Philippe Guyot-Sionnest1

1, Univ of Chicago, Chicago, Illinois, United States

Colloidal Quantum Dots (CQD) have been historically studied in the visible region, but they have the potential to transform infrared technologies by providing much lower processing cost and possibly better performance than traditional HgCdTe of InSb bulk detectors. CQDs can display strong infrared electronic transitions using either interband or intraband transitions. HgTe is a semi metal with a light electron such that nanoparticles of sizes between 20 and 6 nm have absorption edges from 12 to 2 microns. Thus, HgTe CQDs cover all the mid-infrared. As synthesized, HgTe CQDs are nearly intrinsic, films readily exhibit photoconductance from room temperature to low temperatures, and photovoltaic structures achieve Background Limited Performance (BLIP).
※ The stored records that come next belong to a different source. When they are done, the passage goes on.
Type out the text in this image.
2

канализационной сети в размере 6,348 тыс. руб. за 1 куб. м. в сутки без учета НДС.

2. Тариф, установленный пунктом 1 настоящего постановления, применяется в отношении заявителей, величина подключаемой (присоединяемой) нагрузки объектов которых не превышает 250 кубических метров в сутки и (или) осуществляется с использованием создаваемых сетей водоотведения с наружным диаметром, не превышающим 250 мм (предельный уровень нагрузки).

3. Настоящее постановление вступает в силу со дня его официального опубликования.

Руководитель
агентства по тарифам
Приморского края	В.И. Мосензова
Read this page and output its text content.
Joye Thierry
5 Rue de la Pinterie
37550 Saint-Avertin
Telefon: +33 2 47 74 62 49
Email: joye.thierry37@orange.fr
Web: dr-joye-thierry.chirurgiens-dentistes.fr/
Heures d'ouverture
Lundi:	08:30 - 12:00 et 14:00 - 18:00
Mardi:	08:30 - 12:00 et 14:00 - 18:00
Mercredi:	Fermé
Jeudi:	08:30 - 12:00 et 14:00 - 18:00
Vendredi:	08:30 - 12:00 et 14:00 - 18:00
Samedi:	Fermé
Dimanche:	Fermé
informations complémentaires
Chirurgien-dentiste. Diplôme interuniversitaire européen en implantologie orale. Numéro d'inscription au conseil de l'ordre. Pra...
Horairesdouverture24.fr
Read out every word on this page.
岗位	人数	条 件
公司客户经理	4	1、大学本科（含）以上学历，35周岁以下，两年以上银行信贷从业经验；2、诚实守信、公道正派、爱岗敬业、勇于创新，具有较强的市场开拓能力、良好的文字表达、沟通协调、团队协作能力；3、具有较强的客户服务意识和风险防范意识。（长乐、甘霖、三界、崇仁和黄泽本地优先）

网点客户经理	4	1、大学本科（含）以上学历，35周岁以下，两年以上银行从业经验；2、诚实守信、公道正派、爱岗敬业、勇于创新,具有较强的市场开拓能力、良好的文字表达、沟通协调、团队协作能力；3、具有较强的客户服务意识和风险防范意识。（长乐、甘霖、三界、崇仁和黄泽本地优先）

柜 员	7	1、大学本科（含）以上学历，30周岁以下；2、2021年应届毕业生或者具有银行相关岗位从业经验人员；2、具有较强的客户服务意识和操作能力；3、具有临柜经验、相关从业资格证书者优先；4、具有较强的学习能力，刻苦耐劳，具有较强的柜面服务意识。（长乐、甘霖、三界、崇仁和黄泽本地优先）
The main challenge is to raise the operation temperature which requires to reduce non-radiative losses and to control accurately the doping, both stemming from surface chemistry. The other approach to the mid-infrared is to use the intraband transitions of doped quantum dots. HgTe and HgS are two systems that show stable n-doping in ambient conditions and that have been demonstrated as photoconductors. Potential advantages of the intraband approach are the elimination of Auger processes, the increased absorption per unit length, a narrower photodetection spectral range, and the possibility of using a wider range of starting materials, including wide band gap visible transparent semiconductors. The talk will review the progress and challenges of this new material approach to infrared technology.